Una sottovalutazione del caso potrebbe innescare un torbido clima da caccia all’uomo che è l’ultima cosa che serve a tenere gli equilibri all’interno della piccola comunità della provincia laziale. Tuttavia, non si può negare che le ragioni del garantismo facciano fatica a prevalere in simili frangenti. Bisogna fare i conti con le pulsioni della gente comune che, nell’apprendere delle modalità con le quali è stato ammazzato Emanuele, per istinto vorrebbe che un altro branco organizzato provvedesse a fare giustizia, magari facendo penzolare da una corda uno ad uno gli assassini di Emanuele. Sangue chiama sangue: è il richiamo ancestrale della legge della giungla. Non è per niente comodo dirlo adesso, ma va detto: non bisogna lasciarsi trascinare dall’istinto della vendetta. Anche in questa assurda circostanza ci si deve sforzare di credere che il rispetto della legge che garantisce l’incolumità degli assassini resti un valore condiviso. È duro spiegarlo ai parenti della vittima che avrebbero tutto il diritto di rispondere: facile a dirsi, ma provate a stare nei nostri panni, a non avere più lacrime da versare per quel figlio al quale è stato negato il futuro, a vegliare il suo corpo sfigurato aspettando che un dio sconosciuto scenda da un qualche paradiso a spiegare che c’è un disegno misterioso anche in ciò che è accaduto.
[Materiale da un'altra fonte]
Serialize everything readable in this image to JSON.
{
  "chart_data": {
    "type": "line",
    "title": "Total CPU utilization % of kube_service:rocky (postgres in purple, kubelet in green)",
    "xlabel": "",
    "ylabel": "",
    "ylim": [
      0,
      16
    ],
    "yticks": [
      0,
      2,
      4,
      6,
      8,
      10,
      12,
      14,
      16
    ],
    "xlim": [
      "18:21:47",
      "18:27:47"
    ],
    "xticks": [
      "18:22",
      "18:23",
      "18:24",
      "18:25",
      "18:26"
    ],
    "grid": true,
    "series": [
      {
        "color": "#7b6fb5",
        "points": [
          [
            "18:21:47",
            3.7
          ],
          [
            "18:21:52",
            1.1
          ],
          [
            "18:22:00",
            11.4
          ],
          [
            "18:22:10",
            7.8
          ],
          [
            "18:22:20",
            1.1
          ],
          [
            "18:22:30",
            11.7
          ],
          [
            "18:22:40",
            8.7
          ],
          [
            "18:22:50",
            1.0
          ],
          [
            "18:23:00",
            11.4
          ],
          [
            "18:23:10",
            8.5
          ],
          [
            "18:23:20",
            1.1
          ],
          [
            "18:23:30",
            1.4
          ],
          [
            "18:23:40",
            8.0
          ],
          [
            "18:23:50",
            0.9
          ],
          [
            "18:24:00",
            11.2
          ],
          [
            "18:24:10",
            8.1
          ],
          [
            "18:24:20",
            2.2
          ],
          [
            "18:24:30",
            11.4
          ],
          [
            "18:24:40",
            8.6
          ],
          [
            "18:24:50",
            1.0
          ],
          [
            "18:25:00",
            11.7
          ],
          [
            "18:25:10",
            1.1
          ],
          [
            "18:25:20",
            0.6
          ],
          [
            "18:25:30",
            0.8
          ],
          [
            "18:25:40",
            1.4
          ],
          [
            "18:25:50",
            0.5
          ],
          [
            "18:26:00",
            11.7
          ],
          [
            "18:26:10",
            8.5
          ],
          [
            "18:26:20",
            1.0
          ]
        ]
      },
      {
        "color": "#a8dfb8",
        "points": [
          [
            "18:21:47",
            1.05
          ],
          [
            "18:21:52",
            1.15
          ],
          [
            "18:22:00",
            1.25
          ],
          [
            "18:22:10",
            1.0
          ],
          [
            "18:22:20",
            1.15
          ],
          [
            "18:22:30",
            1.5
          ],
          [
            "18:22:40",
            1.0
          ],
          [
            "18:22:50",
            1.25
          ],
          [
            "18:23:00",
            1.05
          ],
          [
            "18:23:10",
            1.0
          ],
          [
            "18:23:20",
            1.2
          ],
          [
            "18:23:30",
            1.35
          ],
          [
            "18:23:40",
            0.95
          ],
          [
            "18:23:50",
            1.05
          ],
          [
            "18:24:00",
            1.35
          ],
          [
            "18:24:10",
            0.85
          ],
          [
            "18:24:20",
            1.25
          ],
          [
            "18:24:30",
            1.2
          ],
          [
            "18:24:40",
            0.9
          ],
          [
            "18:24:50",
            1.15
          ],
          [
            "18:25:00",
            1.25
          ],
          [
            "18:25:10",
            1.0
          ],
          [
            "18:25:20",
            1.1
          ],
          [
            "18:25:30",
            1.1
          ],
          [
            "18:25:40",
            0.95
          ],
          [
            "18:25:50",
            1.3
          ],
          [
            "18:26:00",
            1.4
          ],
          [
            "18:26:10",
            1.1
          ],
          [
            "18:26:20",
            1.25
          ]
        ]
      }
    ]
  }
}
Non è possibile: è vero, ma bisogna pur farlo. La risposta è la legge, non la vendetta. Perché ci piace credere che la giurisdizione nelle società evolute abbia una vista più lunga del cieco odio del dente-per-dente e non si fermi a scovare gli autori materiali dell’omicidio, ma stenda il suo fascio di luce anche a quella penombra che ha fatto da sfondo alla vicenda. Testimoni raccontano che ad assistere all’aggressione di Emanuele c’erano alcune persone che non hanno fatto nulla per aiutarlo. Si sono girate dall’altra parte mentre il povero ragazzo veniva ammazzato a sprangate e il suo corpo oltraggiato dagli sputi e dagli insulti del branco ferino. Nessuno ha mosso un dito, tranne un giovane che ha tentato di fare scudo ad Emanuele. Il suo nobile gesto non è servito a salvare l’amico e neppure a scuotere le coscienze dei passanti.

L’augurio è che gli inquirenti trovino un capo d’accusa anche per loro, la cui insulsa, egoistica pavidità reca il medesimo stigma di morte impresso sulle mani insanguinate degli assassini. Giuste indagini, allora. Giusto processo per gli imputati e giusta pena per i condannati. È il solo modo di rendere giustizia alla memoria di Emanuele. Altri non ve sono. Niente vendette, solo la severa, inflessibile applicazione della legge. Se non accettiamo questa equazione del Diritto, a maggior ragione nell’ora del dolore più lancinante, siamo finiti. Come individui e come comunità.